# help!!!!!!!29 gallon community tank betta and ram



## skyemuff (Jan 11, 2015)

Hello I have a question for all I have a community tank and my betta absolutely loves everyone it hangs out with the other fish even eats with*them.and*have never seen any nipping or chasing. However I just added an electric blue ram, the first couple of days the betta would just ignore it, until it saw the ram attack one of its fellow tank mates and chased the ram so that happened a lot to a point where my betta will chase the ram even if he's not bullying anyone what should I do?????????? I have a 10 gallon empty on standby. This does not happen much ofcourse since the betta spends most of its time at the top of the tank and the ram at the lowe level of the tank. But still i want a happy tank 24/7 Thanks everyone!!

6corys 4rummynose tetra 1betta 1electric blue ram


----------



## Tress (Jun 6, 2014)

Bettas and Rams are NOT compatible. You need to remove the ram now.
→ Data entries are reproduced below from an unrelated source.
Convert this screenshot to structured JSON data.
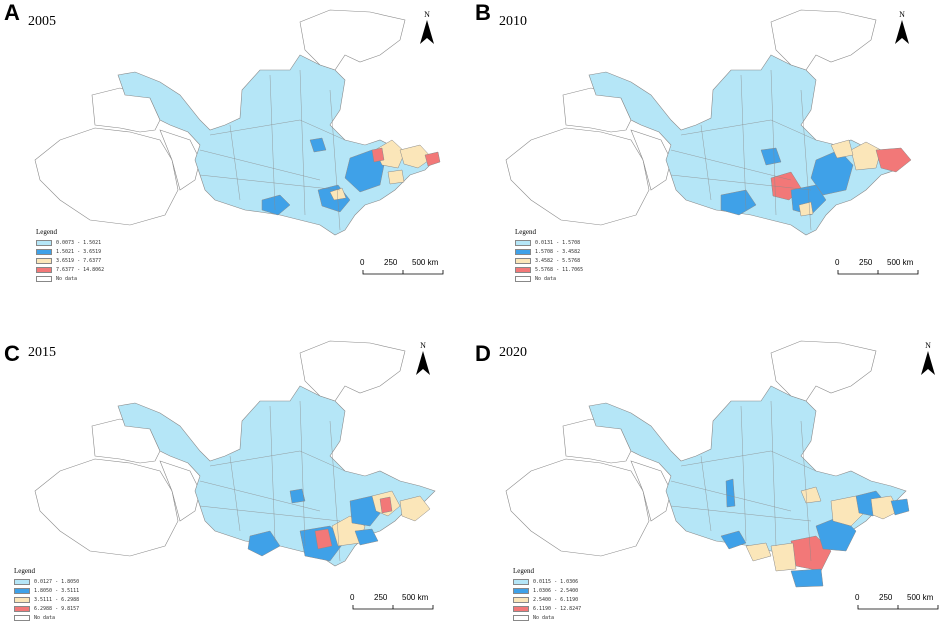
{
  "panels": [
    {
      "label": "A",
      "year": "2005",
      "legend": {
        "title": "Legend",
        "classes": [
          {
            "range": "0.0073 - 1.5021",
            "color": "#b5e6f7"
          },
          {
            "range": "1.5021 - 3.6519",
            "color": "#3fa1e8"
          },
          {
            "range": "3.6519 - 7.6377",
            "color": "#fbe6b9"
          },
          {
            "range": "7.6377 - 14.8062",
            "color": "#f27878"
          },
          {
            "range": "No data",
            "color": "#ffffff"
          }
        ]
      },
      "north": "N",
      "scale": {
        "ticks": [
          "0",
          "250",
          "500 km"
        ]
      }
    },
    {
      "label": "B",
      "year": "2010",
      "legend": {
        "title": "Legend",
        "classes": [
          {
            "range": "0.0131 - 1.5708",
            "color": "#b5e6f7"
          },
          {
            "range": "1.5708 - 3.4582",
            "color": "#3fa1e8"
          },
          {
            "range": "3.4582 - 5.5768",
            "color": "#fbe6b9"
          },
          {
            "range": "5.5768 - 11.7065",
            "color": "#f27878"
          },
          {
            "range": "No data",
            "color": "#ffffff"
          }
        ]
      },
      "north": "N",
      "scale": {
        "ticks": [
          "0",
          "250",
          "500 km"
        ]
      }
    },
    {
      "label": "C",
      "year": "2015",
      "legend": {
        "title": "Legend",
        "classes": [
          {
            "range": "0.0127 - 1.8050",
            "color": "#b5e6f7"
          },
          {
            "range": "1.8050 - 3.5111",
            "color": "#3fa1e8"
          },
          {
            "range": "3.5111 - 6.2988",
            "color": "#fbe6b9"
          },
          {
            "range": "6.2988 - 9.8157",
            "color": "#f27878"
          },
          {
            "range": "No data",
            "color": "#ffffff"
          }
        ]
      },
      "north": "N",
      "scale": {
        "ticks": [
          "0",
          "250",
          "500 km"
        ]
      }
    },
    {
      "label": "D",
      "year": "2020",
      "legend": {
        "title": "Legend",
        "classes": [
          {
            "range": "0.0115 - 1.0306",
            "color": "#b5e6f7"
          },
          {
            "range": "1.0306 - 2.5400",
            "color": "#3fa1e8"
          },
          {
            "range": "2.5400 - 6.1190",
            "color": "#fbe6b9"
          },
          {
            "range": "6.1190 - 12.8247",
            "color": "#f27878"
          },
          {
            "range": "No data",
            "color": "#ffffff"
          }
        ]
      },
      "north": "N",
      "scale": {
        "ticks": [
          "0",
          "250",
          "500 km"
        ]
      }
    }
  ],
  "colors": {
    "light_blue": "#b5e6f7",
    "mid_blue": "#3fa1e8",
    "beige": "#fbe6b9",
    "red": "#f27878",
    "no_data": "#ffffff",
    "border": "#8a8a8a"
  }
}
In the future you should research the fish you are considering adding and make sure they are compatible with ALL fish in your tank - accounting for behavior, temperature and water parameter needs.


----------



## n25philly (Dec 5, 2013)

blue rams are cichlids and very territorial. Not the best mix with a betta. You should be filling out your school of rummynose anyway, 4 is not enough.


----------



## ZZD (Jan 13, 2013)

As others said Rams are territorial so it may not be a great tank mate, but when the chasing happens is there nipping or fighting? My betta chases my Panda garras on occassion, but the three have lived together for years and never nipped and some times sleep together in a pile so in that case its just play. Could be the betta is also asserting its position as the boss in the tank too since both are territorial fish. If there's no nipping and you keep an eye on them there is a possibility they will all be fine as there are exceptions to every fish rule.


----------